An Individual Voluntary Arrangement (IVA) is a formal and legally-binding agreement between you and your creditors to pay back your debts over a period of time. An IVA must be set up by an insolvency practitioner.
An IVA can be flexible to suit your needs but it can be expensive and there are risks to consider.
This page tells you how an IVA may affect your bank account, savings and pensions.
Bank accounts
If you get an IVA, you may need to change your bank account while the IVA is being set up. This is because your bank may be able to automatically take money from your account to pay any unpaid debts. This is called the ‘right to offset’. A bank can only do this if your bank account is linked to the company you owe the debt to.
If your bank is linked to your debts, you need to switch your bank account. That way, your income will be safe.
If your bank account has no links with your debts, you won’t need to change it.
If you decide to get an IVA, your insolvency practitioner will be able to advise you about this.
How do you know if your bank account is linked to your debts?
Your bank account may be linked to one of your debts in the following ways:
- if you have a loan or credit card debt and a current account with the same bank
- your loan or credit card debt is with another company, but that company is owned by your bank
- your bank and the creditor are owned by the same umbrella company.
►You may be able to find out if your bank account is linked to your debts at: www.payplan.com/debtadvice.
Savings
If you have savings, you usually have to include these in your IVA, either by paying your creditors a lump sum or using the money to make monthly repayments.
State pension
If you’re getting your state pension, it will be taken into account when you work out how much you can afford to pay into an IVA.

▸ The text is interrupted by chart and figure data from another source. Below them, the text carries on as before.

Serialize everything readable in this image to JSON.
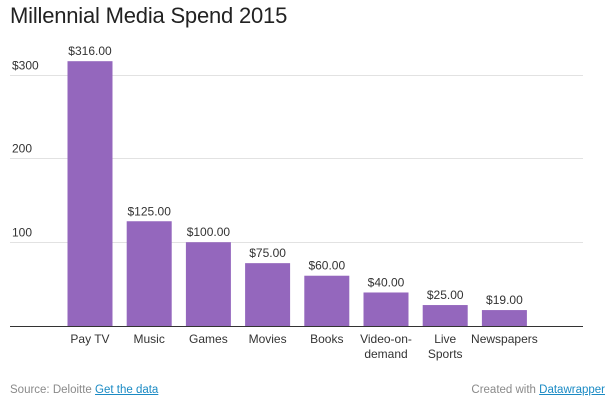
{
  "chart_data": {
    "type": "bar",
    "title": "Millennial Media Spend 2015",
    "categories": [
      "Pay TV",
      "Music",
      "Games",
      "Movies",
      "Books",
      "Video-on-demand",
      "Live Sports",
      "Newspapers"
    ],
    "category_label_lines": [
      [
        "Pay TV"
      ],
      [
        "Music"
      ],
      [
        "Games"
      ],
      [
        "Movies"
      ],
      [
        "Books"
      ],
      [
        "Video-on-",
        "demand"
      ],
      [
        "Live",
        "Sports"
      ],
      [
        "Newspapers"
      ]
    ],
    "values": [
      316,
      125,
      100,
      75,
      60,
      40,
      25,
      19
    ],
    "value_labels": [
      "$316.00",
      "$125.00",
      "$100.00",
      "$75.00",
      "$60.00",
      "$40.00",
      "$25.00",
      "$19.00"
    ],
    "y_ticks": [
      100,
      200,
      300
    ],
    "y_tick_labels": [
      "100",
      "200",
      "$300"
    ],
    "ylim": [
      0,
      316
    ],
    "xlabel": "",
    "ylabel": "",
    "grid": true,
    "legend": "none",
    "bar_color": "#9467bd"
  },
  "footer": {
    "source_text": "Source: Deloitte",
    "get_data_link": "Get the data",
    "created_with": "Created with",
    "datawrapper_link": "Datawrapper"
  }
}
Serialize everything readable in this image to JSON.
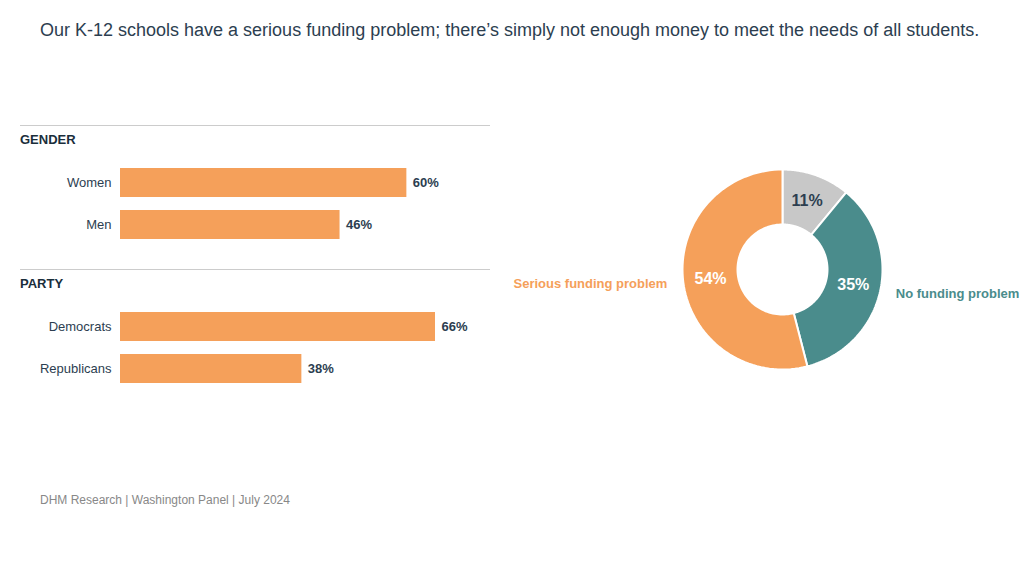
{
  "chart_data": [
    {
      "type": "bar",
      "orientation": "horizontal",
      "title": "Our K-12 schools have a serious funding problem; there’s simply not enough money to meet the needs of all students.",
      "caption": "DHM Research | Washington Panel | July 2024",
      "categories": [
        "Women",
        "Men",
        "Democrats",
        "Republicans"
      ],
      "values": [
        60,
        46,
        66,
        38
      ],
      "value_labels": [
        "60%",
        "46%",
        "66%",
        "38%"
      ],
      "groups": [
        {
          "label": "GENDER",
          "categories": [
            "Women",
            "Men"
          ]
        },
        {
          "label": "PARTY",
          "categories": [
            "Democrats",
            "Republicans"
          ]
        }
      ],
      "color": "#F5A05A",
      "data_labels": true,
      "tick_labels": "y",
      "grid": false
    },
    {
      "type": "pie",
      "categories": [
        null,
        "No funding problem",
        "Serious funding problem"
      ],
      "values": [
        11,
        35,
        54
      ],
      "value_labels": [
        "11%",
        "35%",
        "54%"
      ],
      "colors": [
        "#C8C8C8",
        "#4A8C8C",
        "#F5A05A"
      ],
      "data_labels": true
    }
  ]
}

Personal or occupational pension
If you receive an income from a personal or occupational pension, it will be taken into account when you work out how much you can afford to pay into an IVA.
If you receive a lump sum as part of a personal pension, you may need to agree to pay this into your IVA.
If you are still paying money into your personal pension, creditors may ask you to stop paying into the pension and use the money to pay them instead. You would have to do this for the length of the IVA, usually five years. However, IVAs are flexible and if it’s vital you continue to pay into your pension, it may be possible to compromise. Your insolvency practitioner can advise you about this.
You’re over 55 and have a defined contribution pension
If you’re over 55, have a ‘defined contribution pension’, and haven’t started taking money from your pension pot, your creditors probably won’t expect you to access it to pay money into the IVA, although you could choose to do so. If you start to take money from your pension pot during the term of the IVA, this will count as income and you may have to pay it into the IVA. Your insolvency practitioner will advise you on this. You should get advice from an independent financial adviser before agreeing to use your pension savings.
You could choose to cash in some of your pension to raise a lump sum for an IVA. However, this would leave you with less money to live on in retirement. It could also mean your creditors get access to the rest of your pension pot. You should get advice from a financial adviser before using your pension to pay off debts. A ‘defined contribution pension’ is based on how much has been paid into your pot, not your salary near retirement.